Depois do jantar, os
homens saíam a caminho dos seus interesses. Fossem ricos, remediados ou pobres,
a regra era essa. As mulheres ficavam em casa. Prisioneiras das
responsabilidades que, tradicionalmente, lhes eram atribuídas, continuavam no
exercício das tarefas domésticas e, ao mesmo tempo, a cuidar dos filhos.
Destes, os mais pequenos faziam os trabalhos da escola ou brincavam, muitas
vezes na rua, à porta da casa, sempre aberta. Nas famílias sem posses para
terem criadas, competia às mães e às filhas com idade para ajudar, levantar a
mesa, lavar a loiça, arrumar a cozinha e, as mais das vezes, costurar.
Eram as mães que, contra elas próprias,
educavam raparigas e os rapazes a perpetuarem os hábitos da sociedade machista
em que cresci e me fiz homem, numa vivência estimulada pela Igreja e pelo poder
político da época. Jovem casadoira, qualquer que fosse a sua condição, já sabia
que o seu lugar ia ser no lar ou no ninho como algumas e alguns gostavam de
dizer. Ao contrário das mulheres do campo, eram poucas as da cidade com
trabalho fora de casa. Grande número destas, uma vez casadas, abandonavam o
emprego, para se dedicarem à casa e aos filhos.
No mundo rural não era assim. Pobres por condição
e tradição, mães com ou sem filhos e raparigas adolescentes tinham mesmo de
trabalhar sempre que as oportunidades surgissem e essas oportunidades eram,
sobretudo, a monda, a ceifa e a apanha da azeitona.
Nesse tempo a roupa de casa e quase toda a de
vestir eram confecionadas no seio da família.
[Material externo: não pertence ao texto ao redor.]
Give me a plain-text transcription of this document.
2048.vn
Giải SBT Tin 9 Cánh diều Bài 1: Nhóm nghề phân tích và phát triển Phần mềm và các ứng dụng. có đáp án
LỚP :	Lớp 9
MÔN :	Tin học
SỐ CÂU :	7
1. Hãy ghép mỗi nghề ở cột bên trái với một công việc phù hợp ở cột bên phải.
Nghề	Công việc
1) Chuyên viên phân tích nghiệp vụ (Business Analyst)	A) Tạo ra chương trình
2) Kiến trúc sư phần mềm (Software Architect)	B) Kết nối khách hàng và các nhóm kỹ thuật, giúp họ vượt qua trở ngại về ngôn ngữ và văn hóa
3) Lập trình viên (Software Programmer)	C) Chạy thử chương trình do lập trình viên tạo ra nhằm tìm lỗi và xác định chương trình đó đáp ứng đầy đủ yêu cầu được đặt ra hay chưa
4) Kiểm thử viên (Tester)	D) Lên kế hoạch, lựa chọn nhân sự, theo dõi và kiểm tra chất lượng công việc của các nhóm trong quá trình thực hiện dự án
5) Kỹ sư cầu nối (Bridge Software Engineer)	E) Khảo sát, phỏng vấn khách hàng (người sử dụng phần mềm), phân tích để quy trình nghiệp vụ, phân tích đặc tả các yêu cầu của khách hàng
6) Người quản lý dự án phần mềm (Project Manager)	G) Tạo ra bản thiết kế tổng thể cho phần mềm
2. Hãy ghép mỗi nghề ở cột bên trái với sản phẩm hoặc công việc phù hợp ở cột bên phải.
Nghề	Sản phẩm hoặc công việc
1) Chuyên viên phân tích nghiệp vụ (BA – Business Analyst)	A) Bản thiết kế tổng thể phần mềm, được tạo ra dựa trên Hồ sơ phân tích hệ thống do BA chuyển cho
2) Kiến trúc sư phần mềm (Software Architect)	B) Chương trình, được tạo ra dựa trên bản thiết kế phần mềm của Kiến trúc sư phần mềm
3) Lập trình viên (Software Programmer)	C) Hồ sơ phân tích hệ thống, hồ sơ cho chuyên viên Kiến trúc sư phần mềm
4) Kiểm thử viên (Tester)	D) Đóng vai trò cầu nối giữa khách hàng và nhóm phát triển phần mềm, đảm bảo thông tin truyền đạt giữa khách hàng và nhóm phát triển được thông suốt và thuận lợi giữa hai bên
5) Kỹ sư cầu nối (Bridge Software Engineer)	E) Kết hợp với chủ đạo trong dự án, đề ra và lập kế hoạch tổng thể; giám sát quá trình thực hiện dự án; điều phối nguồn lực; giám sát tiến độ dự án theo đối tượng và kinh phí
O pronto-a-vestir dos dias de
hoje estava a décadas de distância, mas já havia algumas lojas onde se podia
comprar roupa feita. Eram os algibebes, (do árabe al gebabb, uma reminiscência
de cinco séculos de ocupação muçulmana), mas isso só para os homens e, em
especial, para os que tinham ligações ao mundo rural. Para uma clientela urbana
com posses para tal, havia os alfaiates e as camisarias. As mulheres, via de
regra, compravam os tecidos e as mais endinheiradas tinham costureiras em casa
ou pagavam às modistas. As tidas por remediadas talhavam, cosiam e orientavam
as filhas a fazerem o enxoval, respeitando o mesmo caminho que fora o delas.